Für viele Orphan Drugs gibt es Alternativen |
Die sogenannten Orphan Drugs sollen Patienten mit seltenen Krankheiten helfen. / © Adobe Stock/pololia
Die Zahl der Zulassungen von Arzneimitteln für seltene Erkrankungen (Orphan Drugs) ist laut einer Pressemitteilung des IQWiG in Europa in den vergangenen 20 Jahren deutlich angestiegen. Das sei auch die Folge einer Förderung der Entwicklung auf europäischer Ebene. Damit sollte eigentlich die Entwicklung von Wirkstoffen gegen bisher nicht oder sehr unzureichend behandelbare seltene Erkrankungen gefördert werden. Aber gelingt dies?
Bereits Anfang 2022 hatte das IQWiG in einem Arbeitspapier Beschlüsse zu Orphan-Drug-Nutzenbewertungen ausgewertet und dabei in etwa der Hälfte der Fälle letztlich keinen Zusatznutzen gegenüber der Standardbehandlung festgestellt. In einer neuen Publikation im International Journal of Technology Assessment in Health Care legt ein IQWiG-Team unter der Leitung von Philip Kranz nun weitergehende Analysen vor.
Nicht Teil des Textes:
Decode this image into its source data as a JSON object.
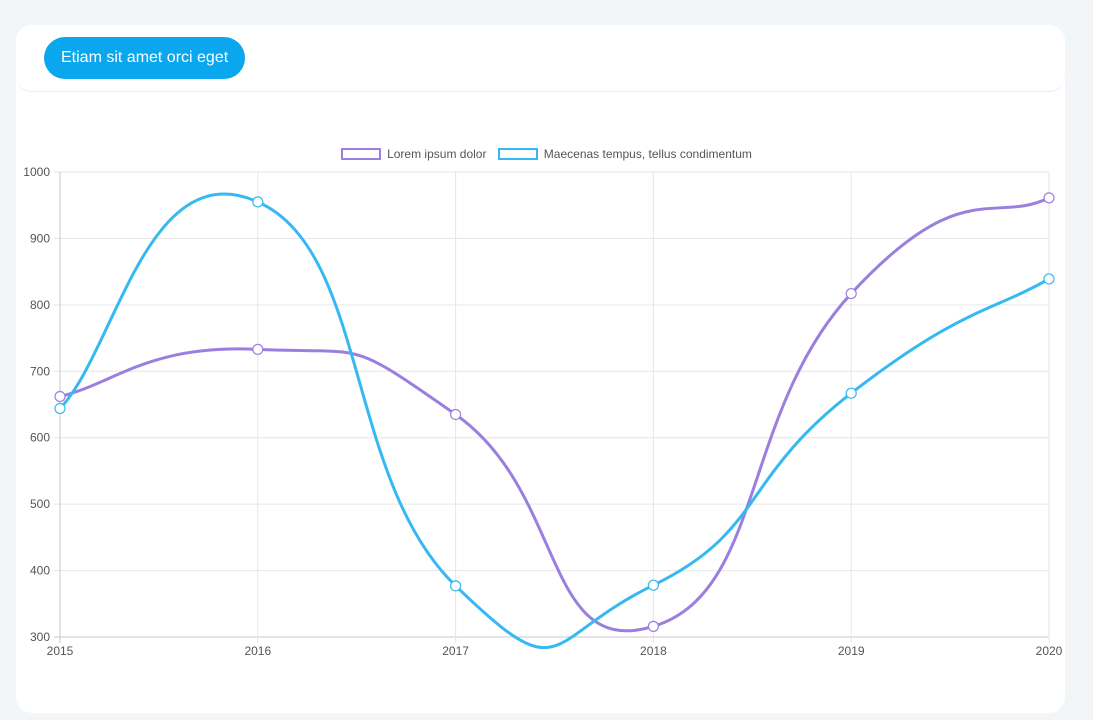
{
  "header": {
    "button_label": "Etiam sit amet orci eget"
  },
  "colors": {
    "accent": "#0aa6ee",
    "series1": "#9b7fe0",
    "series2": "#36b9f3",
    "grid": "#e6e6e6"
  },
  "chart_data": {
    "type": "line",
    "title": "",
    "xlabel": "",
    "ylabel": "",
    "x": [
      "2015",
      "2016",
      "2017",
      "2018",
      "2019",
      "2020"
    ],
    "ylim": [
      300,
      1000
    ],
    "yticks": [
      300,
      400,
      500,
      600,
      700,
      800,
      900,
      1000
    ],
    "grid": true,
    "legend": "top-center",
    "series": [
      {
        "name": "Lorem ipsum dolor",
        "color": "#9b7fe0",
        "values": [
          662,
          733,
          635,
          316,
          817,
          961
        ]
      },
      {
        "name": "Maecenas tempus, tellus condimentum",
        "color": "#36b9f3",
        "values": [
          644,
          955,
          377,
          378,
          667,
          839
        ]
      }
    ]
  }
}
Orphan Drugs sollen demnach insbesondere den ungedeckten medizinischen Bedarf (unmet medical need) adressieren, also Erkrankungen ohne bestehende Therapiemöglichkeiten. Oft sei das jedoch nicht der Fall: Für 58 Prozent der untersuchten Fragestellungen standen laut der Untersuchung zum Zeitpunkt der Bewertung bereits aktive Therapien zur Verfügung. In onkologischen Indikationen war dies für 88 Prozent, in nicht onkologischen Indikationen hingegen nur für 24 Prozent der Fragestellungen der Fall.
Zudem erwiesen onkologische Indikationen – in denen im Allgemeinen die Preise besonders hoch sind – bei den Zulassungen als stark überrepräsentiert, während es für viele andere seltene Erkrankungen nach wie vor keine neuen Wirkstoffe gibt. Die Wahrscheinlichkeit eines Zusatznutzens in regulären Nutzenbewertungen von Orphan Drugs mit nicht onkologischen Indikationen war nach Einschätzung des IQWiG-Teams höher als bei neuen Wirkstoffen gegen seltene Krebserkrankungen. Die Wahrscheinlichkeit für einen Zusatznutzen steigt demnach, sofern bisher keine aktiven Behandlungsmöglichkeiten existieren.
Abschließend diskutiert das Team in seiner Veröffentlichung, wie sich Forschungsinfrastruktur und Förderlandschaft für seltene Erkrankungen verbessern ließen, damit die Entwicklungsanreize in den Indikationen ankommen, in denen sie am dringlichsten benötigt werden.